Il Mediterraneo verrà restituito alle sue popolazioni che riappropriandosene troveranno in esso il superamento delle frontiere tradizionali.
Solo in questo contesto potranno intensificarsi i rapporti fra l’Europa ed i paesi del Nord Africa oltreché con i paesi del vicino Medio Oriente e delle loro proiezioni oceaniche in una visione di intensa e feconda collaborazione ed integrazione capace di superare i concetti di subalternità coloniale e di creare reali e durature prospettive di pace in un punto cos+ sensibile e nevralgico per la vita dell’umanità.
La stessa geografia cambierà o, quanto meno, la sua concezione; regioni come la mia, la Sardegna, non sarà più periferia d’Europa ma il centro del Mediterraneo, di questo mare del quale non dovranno più temere per le improvvise devastanti incursioni del non lontano passato, ma che potremo, finalmente, amare quale momento unitario nel quale la convivenza non sarà imposta dagli equilibri del terrore ma dal convergere di comuni interessi capaci di affratellare e non contrapporre i popoli.
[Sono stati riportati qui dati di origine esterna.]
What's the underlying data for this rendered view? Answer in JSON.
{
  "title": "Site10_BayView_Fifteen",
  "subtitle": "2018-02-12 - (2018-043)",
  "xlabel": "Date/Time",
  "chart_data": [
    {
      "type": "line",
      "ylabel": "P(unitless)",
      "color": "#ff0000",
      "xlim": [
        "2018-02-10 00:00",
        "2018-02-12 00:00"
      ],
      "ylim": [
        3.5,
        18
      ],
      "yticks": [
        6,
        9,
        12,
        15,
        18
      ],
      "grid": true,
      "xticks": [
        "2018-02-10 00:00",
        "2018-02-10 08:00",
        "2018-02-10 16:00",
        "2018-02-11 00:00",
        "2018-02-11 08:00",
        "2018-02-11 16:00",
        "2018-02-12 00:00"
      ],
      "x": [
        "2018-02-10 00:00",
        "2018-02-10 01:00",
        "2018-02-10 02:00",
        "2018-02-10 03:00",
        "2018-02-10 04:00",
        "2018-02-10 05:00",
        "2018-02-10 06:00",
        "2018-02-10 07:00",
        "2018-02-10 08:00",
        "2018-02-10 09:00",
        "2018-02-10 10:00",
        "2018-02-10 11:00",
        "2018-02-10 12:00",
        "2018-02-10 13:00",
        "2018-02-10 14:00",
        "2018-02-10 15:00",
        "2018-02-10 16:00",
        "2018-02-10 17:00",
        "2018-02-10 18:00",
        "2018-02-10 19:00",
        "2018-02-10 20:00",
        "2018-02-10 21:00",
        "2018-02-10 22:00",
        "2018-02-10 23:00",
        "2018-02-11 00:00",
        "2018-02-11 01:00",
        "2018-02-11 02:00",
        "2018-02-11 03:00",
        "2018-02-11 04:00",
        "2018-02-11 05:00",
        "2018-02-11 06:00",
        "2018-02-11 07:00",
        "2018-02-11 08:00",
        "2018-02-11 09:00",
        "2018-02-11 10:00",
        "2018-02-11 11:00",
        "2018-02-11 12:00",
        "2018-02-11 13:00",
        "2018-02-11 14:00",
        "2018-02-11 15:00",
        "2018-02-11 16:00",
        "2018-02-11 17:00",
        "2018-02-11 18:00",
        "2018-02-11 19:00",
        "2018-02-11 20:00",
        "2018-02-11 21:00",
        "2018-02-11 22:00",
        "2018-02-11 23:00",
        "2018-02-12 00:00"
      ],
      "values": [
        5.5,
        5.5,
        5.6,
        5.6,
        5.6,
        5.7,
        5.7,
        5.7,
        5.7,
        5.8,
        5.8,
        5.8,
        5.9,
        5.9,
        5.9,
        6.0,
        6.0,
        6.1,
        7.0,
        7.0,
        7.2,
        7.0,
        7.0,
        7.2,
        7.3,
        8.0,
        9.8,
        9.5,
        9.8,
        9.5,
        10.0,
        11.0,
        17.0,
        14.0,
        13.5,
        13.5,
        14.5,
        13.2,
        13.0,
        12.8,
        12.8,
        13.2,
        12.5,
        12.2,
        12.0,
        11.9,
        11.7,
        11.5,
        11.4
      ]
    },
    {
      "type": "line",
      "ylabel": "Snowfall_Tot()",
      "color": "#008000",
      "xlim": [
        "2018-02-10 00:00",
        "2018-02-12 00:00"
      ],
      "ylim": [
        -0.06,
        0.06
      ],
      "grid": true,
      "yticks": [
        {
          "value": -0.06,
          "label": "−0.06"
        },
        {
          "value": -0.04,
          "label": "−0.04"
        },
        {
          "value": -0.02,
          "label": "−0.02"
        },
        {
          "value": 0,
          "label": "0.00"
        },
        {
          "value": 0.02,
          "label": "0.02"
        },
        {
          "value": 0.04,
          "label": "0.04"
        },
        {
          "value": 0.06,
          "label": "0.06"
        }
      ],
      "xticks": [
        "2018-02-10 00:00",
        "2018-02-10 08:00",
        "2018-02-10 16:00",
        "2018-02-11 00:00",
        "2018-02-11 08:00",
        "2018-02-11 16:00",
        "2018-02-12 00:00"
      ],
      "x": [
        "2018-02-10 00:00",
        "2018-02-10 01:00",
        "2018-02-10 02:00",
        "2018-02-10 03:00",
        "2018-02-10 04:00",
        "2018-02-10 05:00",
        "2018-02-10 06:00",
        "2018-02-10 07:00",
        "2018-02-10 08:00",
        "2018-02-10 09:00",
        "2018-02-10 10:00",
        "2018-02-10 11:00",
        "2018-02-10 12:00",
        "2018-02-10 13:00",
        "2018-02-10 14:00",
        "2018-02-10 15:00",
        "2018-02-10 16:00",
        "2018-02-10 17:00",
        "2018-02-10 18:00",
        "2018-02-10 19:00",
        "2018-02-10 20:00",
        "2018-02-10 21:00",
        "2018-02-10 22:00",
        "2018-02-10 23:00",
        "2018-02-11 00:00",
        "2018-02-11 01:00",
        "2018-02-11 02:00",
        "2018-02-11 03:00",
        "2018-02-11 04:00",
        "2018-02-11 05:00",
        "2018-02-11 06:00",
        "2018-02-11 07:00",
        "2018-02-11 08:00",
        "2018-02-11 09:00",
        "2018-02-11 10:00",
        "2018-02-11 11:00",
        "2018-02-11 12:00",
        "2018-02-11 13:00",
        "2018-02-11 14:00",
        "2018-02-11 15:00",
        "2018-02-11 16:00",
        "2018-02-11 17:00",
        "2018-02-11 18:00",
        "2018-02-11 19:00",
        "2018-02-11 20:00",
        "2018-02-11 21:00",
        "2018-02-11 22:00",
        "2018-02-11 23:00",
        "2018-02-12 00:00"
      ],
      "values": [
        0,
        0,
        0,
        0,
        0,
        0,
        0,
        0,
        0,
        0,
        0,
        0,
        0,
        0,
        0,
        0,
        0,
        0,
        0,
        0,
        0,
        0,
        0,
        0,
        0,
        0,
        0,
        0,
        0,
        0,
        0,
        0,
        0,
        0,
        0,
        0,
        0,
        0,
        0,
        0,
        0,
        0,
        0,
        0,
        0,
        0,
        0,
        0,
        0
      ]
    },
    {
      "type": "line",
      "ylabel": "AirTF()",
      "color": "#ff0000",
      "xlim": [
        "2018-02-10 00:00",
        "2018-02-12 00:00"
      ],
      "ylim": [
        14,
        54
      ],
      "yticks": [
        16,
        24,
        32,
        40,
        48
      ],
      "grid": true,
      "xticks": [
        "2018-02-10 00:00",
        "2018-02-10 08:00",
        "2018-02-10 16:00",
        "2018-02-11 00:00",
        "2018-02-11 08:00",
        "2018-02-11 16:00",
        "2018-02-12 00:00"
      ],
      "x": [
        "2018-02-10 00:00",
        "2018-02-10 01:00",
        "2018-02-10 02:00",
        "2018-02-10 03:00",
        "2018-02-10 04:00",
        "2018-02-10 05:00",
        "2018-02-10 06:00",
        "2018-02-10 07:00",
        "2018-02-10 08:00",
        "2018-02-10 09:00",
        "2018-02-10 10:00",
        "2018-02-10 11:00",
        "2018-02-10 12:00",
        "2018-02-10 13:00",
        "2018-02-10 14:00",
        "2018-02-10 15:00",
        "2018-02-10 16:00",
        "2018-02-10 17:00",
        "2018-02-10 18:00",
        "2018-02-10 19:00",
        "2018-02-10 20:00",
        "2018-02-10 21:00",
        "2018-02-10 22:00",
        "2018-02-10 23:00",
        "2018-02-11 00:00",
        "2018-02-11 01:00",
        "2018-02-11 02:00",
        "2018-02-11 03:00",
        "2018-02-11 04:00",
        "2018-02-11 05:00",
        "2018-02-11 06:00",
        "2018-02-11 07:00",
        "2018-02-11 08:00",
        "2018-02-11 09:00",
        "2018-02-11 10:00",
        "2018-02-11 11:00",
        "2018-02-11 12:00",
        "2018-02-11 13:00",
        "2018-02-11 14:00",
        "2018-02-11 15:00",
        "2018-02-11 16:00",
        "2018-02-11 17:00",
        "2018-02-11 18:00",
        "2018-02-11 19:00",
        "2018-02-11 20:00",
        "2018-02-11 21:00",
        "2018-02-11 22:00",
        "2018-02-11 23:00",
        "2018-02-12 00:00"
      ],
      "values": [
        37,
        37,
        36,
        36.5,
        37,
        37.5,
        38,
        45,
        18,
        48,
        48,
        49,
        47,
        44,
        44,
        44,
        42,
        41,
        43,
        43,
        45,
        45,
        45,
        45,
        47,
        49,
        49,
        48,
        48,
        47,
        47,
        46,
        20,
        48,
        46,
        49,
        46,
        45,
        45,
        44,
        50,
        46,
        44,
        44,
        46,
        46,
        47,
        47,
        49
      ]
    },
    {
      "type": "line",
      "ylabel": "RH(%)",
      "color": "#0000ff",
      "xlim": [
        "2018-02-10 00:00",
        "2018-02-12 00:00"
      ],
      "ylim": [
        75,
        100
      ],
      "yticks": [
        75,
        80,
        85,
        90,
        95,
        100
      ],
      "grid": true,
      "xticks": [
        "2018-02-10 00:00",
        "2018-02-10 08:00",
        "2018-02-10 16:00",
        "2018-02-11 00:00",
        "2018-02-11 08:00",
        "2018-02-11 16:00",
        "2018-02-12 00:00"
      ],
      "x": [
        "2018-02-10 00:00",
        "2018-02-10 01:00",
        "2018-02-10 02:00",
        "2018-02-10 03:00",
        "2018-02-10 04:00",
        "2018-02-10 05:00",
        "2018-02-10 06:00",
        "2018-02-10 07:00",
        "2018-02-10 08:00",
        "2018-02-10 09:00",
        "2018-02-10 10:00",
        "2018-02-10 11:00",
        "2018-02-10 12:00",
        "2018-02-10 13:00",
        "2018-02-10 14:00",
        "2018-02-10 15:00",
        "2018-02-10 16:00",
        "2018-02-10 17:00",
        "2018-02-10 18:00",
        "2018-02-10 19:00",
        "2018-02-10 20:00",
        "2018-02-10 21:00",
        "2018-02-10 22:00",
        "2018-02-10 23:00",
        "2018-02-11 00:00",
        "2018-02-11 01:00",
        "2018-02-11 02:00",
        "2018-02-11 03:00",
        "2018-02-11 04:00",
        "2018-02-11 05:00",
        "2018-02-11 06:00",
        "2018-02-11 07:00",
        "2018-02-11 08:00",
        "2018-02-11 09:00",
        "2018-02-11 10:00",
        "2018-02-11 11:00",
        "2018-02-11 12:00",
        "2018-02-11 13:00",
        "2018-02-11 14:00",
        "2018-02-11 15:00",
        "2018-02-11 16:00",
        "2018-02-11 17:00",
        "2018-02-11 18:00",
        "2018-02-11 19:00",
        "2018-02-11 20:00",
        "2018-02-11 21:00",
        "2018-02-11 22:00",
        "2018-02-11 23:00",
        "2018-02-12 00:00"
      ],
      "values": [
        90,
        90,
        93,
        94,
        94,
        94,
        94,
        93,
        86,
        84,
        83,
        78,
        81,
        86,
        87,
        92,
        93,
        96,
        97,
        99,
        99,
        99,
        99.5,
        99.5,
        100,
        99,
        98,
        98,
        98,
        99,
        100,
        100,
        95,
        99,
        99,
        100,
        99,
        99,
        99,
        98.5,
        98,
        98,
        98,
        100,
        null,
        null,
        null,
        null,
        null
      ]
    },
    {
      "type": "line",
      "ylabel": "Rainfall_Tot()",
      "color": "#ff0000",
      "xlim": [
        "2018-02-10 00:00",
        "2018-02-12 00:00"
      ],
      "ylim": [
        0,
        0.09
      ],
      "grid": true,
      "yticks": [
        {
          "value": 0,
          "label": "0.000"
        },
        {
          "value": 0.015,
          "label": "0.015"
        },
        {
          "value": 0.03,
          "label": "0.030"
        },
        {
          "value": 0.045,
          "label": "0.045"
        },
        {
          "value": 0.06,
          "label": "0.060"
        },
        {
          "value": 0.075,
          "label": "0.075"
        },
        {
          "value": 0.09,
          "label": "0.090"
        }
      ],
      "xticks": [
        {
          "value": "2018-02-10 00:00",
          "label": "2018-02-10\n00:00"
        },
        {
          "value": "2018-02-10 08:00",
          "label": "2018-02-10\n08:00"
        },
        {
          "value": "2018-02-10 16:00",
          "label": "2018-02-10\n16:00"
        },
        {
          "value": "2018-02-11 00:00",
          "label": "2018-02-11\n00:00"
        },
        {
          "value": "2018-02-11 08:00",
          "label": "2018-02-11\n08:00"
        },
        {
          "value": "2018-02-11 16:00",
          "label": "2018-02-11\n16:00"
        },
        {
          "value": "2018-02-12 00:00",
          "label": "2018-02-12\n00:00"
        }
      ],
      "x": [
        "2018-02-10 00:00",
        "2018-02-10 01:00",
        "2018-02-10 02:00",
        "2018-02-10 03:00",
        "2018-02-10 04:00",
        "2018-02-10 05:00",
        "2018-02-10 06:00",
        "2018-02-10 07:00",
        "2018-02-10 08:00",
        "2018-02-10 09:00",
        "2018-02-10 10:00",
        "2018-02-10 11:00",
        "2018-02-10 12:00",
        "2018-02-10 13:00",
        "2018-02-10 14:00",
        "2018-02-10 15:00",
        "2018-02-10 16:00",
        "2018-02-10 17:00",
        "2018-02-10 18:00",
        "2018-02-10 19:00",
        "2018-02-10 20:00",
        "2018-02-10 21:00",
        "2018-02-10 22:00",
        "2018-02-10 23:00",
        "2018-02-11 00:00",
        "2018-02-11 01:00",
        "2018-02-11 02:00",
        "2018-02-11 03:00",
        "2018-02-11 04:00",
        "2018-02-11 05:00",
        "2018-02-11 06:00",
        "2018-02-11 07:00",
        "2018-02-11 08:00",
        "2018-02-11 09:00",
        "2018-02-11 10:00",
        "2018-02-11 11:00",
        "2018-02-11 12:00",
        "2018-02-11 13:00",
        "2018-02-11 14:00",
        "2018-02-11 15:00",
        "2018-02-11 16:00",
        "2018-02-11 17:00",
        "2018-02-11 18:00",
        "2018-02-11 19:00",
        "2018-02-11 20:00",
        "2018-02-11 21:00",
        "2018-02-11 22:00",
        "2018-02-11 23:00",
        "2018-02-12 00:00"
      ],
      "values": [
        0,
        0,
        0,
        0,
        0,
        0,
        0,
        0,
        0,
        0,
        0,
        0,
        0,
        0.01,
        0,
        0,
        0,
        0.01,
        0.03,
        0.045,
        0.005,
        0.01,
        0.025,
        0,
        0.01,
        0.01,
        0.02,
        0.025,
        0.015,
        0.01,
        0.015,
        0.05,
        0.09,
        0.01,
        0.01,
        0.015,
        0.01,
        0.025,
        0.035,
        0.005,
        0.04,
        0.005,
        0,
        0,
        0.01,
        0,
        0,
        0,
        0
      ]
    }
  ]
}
Il mare nel quali il lavoro promosso dalle attività economiche potrà convivere, così come oggi ci insegna la bella e operosa città che ci ospita, l’incontro di chi dall’Europa e dal mondo viene nelle nostre sponde per ritrovare nella bellezza delle marine, nella suggestione dei paesaggi, nella luminosa ricchezza dei colori, nella cordiale ospitalità delle popolazioni il clima di pace e di serenità che è la base prima ed essenziale di civile progresso.